Quelques semaines plus tard, il justifiait l’assassinat de Mahmoud Abou Hannoud, du Hamas parce que cela correspondait à un acte de légitime défense (lire "j’irai cracher sur ta tombe" dans la même rubrique).
Début décembre, le ministre des affaires étrangères israélien radicalisait encore davantage son discours. Entretemps, il y eut l’attentat du kamikaze palestinien qui coûta la vie à une trentaine d’Israéliens. Il s’ensuivit de par le monde un vaste débat. Les Etats-Unis firent les gros yeux à Israël après l’attentat du 11 septembre : Bush, forcé de ménager le peuple arabe par crainte d’une prolifération des attentats terroristes, gronda donc Israël et appela même de ses voeux à la création “ d’un état de Palestine ”. Profitant de cette tragédie et de l’émotion générale qu’elle suscita dans le monde entier, l’armée israélienne procéda à quelques raids meurtriers en Palestine. Les jours ont passé, l’Alliance du Nord a chassé les talibans (ce fut donc une guerre propre puisque les troupes occidentales n’ont à aucun moment affronté directement les fanatiques afghans, préférant envoyer au feu les combattants de l’Alliance). La psychose terroriste est retombée et l’histoire du “ bien contre le mal ” insidieusement réoccupe les consciences comme si cela correspondait à un ordre naturel des choses.

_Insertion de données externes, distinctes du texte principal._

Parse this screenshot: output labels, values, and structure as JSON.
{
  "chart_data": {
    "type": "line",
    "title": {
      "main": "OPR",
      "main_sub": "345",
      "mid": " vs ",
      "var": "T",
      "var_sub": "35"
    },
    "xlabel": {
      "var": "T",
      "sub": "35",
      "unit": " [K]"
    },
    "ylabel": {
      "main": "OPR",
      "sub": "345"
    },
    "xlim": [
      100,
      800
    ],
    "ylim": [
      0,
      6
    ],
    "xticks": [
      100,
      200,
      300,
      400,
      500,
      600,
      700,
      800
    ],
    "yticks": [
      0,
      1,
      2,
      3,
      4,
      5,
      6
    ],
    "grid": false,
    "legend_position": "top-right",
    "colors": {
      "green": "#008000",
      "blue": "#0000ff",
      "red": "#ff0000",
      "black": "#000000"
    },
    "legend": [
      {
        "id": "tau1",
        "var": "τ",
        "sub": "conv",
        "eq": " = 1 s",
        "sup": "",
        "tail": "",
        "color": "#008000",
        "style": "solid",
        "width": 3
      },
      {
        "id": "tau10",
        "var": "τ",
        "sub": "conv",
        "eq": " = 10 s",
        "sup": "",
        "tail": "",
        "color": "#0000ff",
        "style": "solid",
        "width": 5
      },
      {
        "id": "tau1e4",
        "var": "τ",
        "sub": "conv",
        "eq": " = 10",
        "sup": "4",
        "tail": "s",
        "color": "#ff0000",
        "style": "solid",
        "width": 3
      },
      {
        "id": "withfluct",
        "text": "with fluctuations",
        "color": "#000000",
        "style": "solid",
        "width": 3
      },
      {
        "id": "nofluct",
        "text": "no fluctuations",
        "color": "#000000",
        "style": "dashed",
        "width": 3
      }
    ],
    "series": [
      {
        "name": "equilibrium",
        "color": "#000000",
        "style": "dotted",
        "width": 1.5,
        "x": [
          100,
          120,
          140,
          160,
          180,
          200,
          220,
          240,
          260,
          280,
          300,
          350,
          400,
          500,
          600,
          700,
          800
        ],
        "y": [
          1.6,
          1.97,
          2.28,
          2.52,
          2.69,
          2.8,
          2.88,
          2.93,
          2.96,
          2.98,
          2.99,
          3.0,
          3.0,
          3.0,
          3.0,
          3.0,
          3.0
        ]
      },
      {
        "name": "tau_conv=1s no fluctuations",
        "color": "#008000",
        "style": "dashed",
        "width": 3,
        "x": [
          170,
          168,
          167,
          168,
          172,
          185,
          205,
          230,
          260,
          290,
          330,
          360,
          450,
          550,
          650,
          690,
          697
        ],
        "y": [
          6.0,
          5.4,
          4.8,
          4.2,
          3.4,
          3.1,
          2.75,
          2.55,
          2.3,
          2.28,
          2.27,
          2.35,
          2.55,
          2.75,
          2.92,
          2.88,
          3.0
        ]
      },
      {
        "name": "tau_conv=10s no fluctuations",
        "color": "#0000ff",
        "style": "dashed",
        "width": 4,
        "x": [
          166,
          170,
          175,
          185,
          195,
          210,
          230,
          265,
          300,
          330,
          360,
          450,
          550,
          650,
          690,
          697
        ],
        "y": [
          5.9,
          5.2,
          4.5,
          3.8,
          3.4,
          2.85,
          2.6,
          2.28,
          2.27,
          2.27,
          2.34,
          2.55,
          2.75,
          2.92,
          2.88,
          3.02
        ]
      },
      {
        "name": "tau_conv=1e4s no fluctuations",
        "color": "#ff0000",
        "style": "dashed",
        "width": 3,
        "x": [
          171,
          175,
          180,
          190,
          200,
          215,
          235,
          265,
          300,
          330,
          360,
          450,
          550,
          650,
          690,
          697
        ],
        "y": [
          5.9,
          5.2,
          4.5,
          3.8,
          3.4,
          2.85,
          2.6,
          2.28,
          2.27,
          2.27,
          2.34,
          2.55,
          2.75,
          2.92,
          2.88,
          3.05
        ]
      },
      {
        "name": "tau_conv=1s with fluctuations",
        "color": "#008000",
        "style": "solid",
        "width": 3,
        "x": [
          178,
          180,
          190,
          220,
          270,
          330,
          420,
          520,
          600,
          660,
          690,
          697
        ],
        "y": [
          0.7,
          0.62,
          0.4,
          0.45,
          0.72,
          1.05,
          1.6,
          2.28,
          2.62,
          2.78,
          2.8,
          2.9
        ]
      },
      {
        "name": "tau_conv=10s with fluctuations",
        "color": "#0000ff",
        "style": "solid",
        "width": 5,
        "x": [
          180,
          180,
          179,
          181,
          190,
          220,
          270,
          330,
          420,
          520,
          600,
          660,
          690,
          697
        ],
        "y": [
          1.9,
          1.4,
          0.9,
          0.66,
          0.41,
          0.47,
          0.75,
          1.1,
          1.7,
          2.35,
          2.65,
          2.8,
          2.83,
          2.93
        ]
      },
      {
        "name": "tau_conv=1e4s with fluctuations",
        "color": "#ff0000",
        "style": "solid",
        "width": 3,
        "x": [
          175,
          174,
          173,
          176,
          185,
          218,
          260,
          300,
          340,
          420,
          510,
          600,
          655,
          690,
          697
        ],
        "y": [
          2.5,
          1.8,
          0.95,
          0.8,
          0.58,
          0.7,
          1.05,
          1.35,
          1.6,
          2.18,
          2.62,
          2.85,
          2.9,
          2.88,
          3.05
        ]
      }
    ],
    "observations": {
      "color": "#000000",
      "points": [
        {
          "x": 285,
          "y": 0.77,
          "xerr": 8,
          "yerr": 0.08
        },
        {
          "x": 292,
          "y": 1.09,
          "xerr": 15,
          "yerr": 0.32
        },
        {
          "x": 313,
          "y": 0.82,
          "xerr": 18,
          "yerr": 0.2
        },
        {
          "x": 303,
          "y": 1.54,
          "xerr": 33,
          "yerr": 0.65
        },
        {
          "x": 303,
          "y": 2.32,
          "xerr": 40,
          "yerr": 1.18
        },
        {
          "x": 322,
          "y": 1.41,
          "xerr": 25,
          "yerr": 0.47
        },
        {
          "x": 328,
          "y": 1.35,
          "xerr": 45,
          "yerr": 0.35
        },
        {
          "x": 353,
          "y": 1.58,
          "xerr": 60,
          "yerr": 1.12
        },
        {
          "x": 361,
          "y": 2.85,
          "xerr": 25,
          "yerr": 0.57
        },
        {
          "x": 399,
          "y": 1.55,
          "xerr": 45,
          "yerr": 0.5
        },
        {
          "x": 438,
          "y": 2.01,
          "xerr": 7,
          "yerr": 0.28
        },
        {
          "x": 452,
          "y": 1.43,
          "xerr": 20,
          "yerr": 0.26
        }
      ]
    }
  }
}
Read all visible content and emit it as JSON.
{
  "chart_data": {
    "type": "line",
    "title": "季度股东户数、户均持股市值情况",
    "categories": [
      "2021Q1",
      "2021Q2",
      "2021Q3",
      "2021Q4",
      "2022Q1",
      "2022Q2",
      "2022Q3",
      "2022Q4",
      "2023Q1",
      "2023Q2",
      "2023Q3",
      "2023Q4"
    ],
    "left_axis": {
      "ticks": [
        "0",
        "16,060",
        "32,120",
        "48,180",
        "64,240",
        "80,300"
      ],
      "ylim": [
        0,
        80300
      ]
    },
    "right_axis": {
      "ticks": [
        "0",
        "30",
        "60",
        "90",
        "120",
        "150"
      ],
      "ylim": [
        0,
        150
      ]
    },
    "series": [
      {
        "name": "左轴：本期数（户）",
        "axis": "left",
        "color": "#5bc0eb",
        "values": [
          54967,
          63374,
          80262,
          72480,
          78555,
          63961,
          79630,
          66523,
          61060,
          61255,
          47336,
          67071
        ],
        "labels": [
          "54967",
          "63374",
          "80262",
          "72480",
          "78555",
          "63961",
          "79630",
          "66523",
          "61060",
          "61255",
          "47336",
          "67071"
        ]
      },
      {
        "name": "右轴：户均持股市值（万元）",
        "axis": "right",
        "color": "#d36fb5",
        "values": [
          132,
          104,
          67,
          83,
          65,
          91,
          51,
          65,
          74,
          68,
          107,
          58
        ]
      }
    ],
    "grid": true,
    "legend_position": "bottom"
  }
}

Après l’attentat suicide en Israël, un haut responsable de l’Etat hébreu s’est fendu d’un parallèle : cet attentat est, selon lui, proportionnellement aussi dévastateur que celui dont ont fait l’objet les deux tours du world trade center. Alors puisqu’on en est aux prospectives mathématiques, quel est donc le rapport proportionnel entre l’attentat du 11 septembre et ses
5 000 victimes supposées d’une part et les 1 000 Palestiniens (parmi lesquels une majorité d’enfants), d’autre part assassinés depuis le début de l’Intifada ? Doit-on pousser les comparaisons conjoncturelles et ramener de l’enfer le souvenir de Sabra et Chatila ?
L’horreur n’a pas de frontière. Faut-il pour autant oublier qu’il existe là bas en Palestine un peuple agressé et un autre agresseur, que l’un dispose de matériel militaire ultra-sophistiqué (qui équipe l’armée d’Israël ?), l’autre de cailloux dont certains des membres, littéralement possédés par un sentiment d’humiliation insupportable, sacrifient leurs vies, comme on appelle au secours ? Qui a renié les accords d’Oslo, de camp David ? Quel peuple impose un blocus économique qui dégrade et affame l’autre peuple ?
Si la paix se fait à deux, il suffit parfois d’être un pour faire la guerre.